Regular expression content classifiers

Regular expression (regex) patterns can be detected within content, such as the patterns found in U.S. Social Security numbers and credit card numbers.

You can define the patterns to search for using this screen.

When extracted text from a transaction is scanned, the system searches for strings that match the regular expression pattern and may be indicative of confidential information.

To create a regular expression classifier, complete the fields as follows:

Field Description
Name Enter a name for this pattern, such as Visa card.
Description Enter a description for this pattern, such as Visa credit card patterns.
Regular expression pattern.

Enter the regular expression for which you want the system to search, such as all 3-character strings followed by the sequence “123”. The expression should be compatible with Perl syntax.

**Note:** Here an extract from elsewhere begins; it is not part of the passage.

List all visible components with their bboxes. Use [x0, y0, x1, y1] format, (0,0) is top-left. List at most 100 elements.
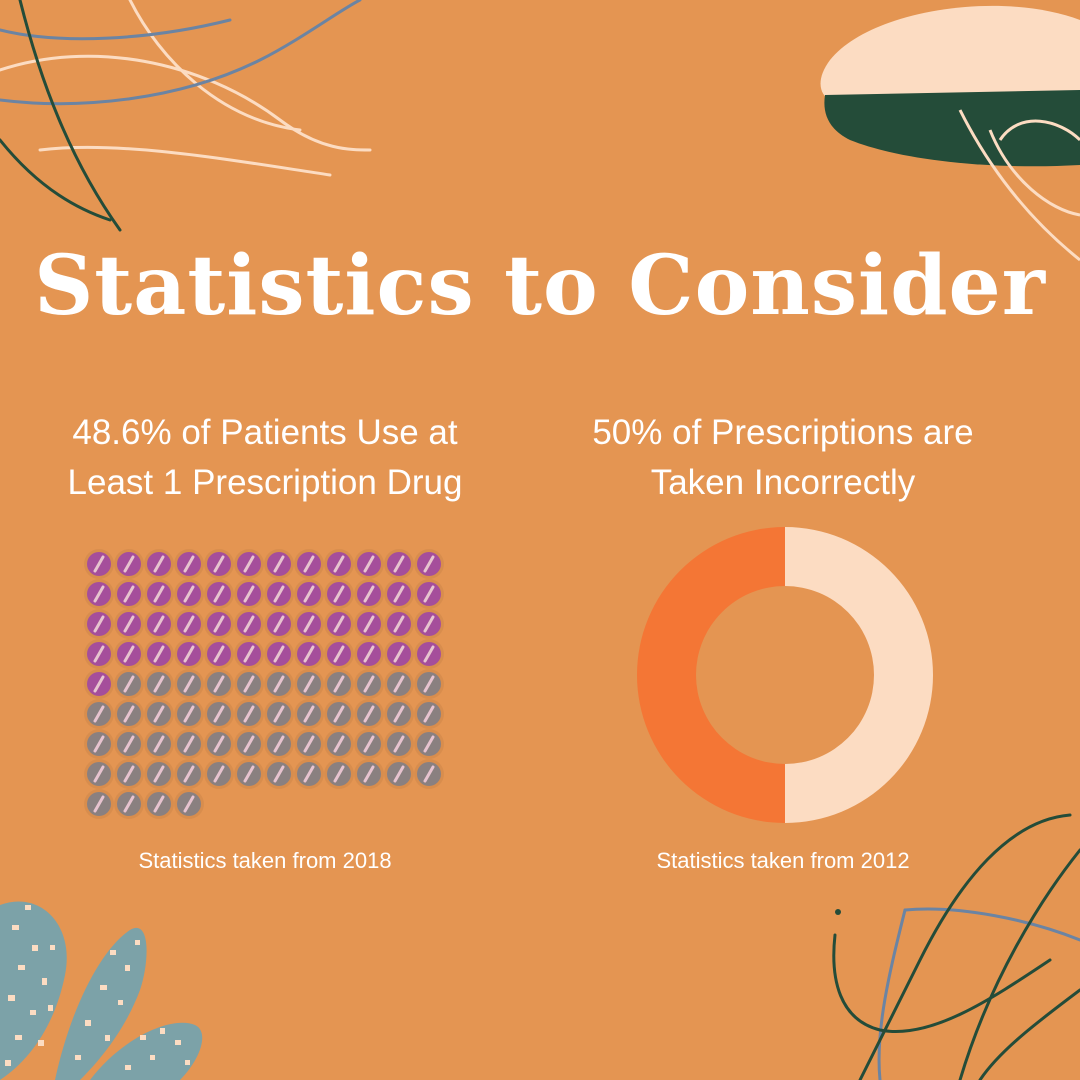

You can use alphanumeric characters and any of the following values:


.                   Any single character
[ ]                 Any one character in the 
                    set
^                   Beginning of line
[^]                 Any one character not in the 
                    set
\s                  White-space character
|                   Or
\r?\n               Line break
\                   Escape special character
?                   Previous expression exists 
                    or not
{ }                 Range or frequency
()                  The expression in the 
                    parenthesis is treated as 
                    one term
\b                  Word boundary
\x{hex-number}      Unicode character
\d                  Digit character (0-9)
\D                  Non-digit character
\w                  Alphanumeric character
\W                  Non-alphanumeric character

To include Unicode characters in your pattern, use the format \X{hex- number}.

Do not use +, *, or {X,} without an upper limit. Instead use a limited quantifier such as {0,500}/{1,500}/{X,500}/{X}.When using a line break, use the exact syntax shown above.

For example: \b[a-zA-Z][347]\d{3}\b will match strings (separated with word boundaries) starting with a letter followed by 3, 4 or 7 and then 3 digits, like “c3122”.

Test

Because a regular expression pattern can be quite complex, it is important that you test the pattern before saving it. If improperly written, a pattern can create many false-positive incidents and slow down the system.

Create a .txt file (less than 1 MB) that contains values that match this regex pattern. The file must be in plain text UTF8 format.

Browse to the file and click Test to test the validity of your pattern syntax. If the pattern you entered is invalid, you’re given an opportunity to fix it. You cannot proceed until the test succeeds.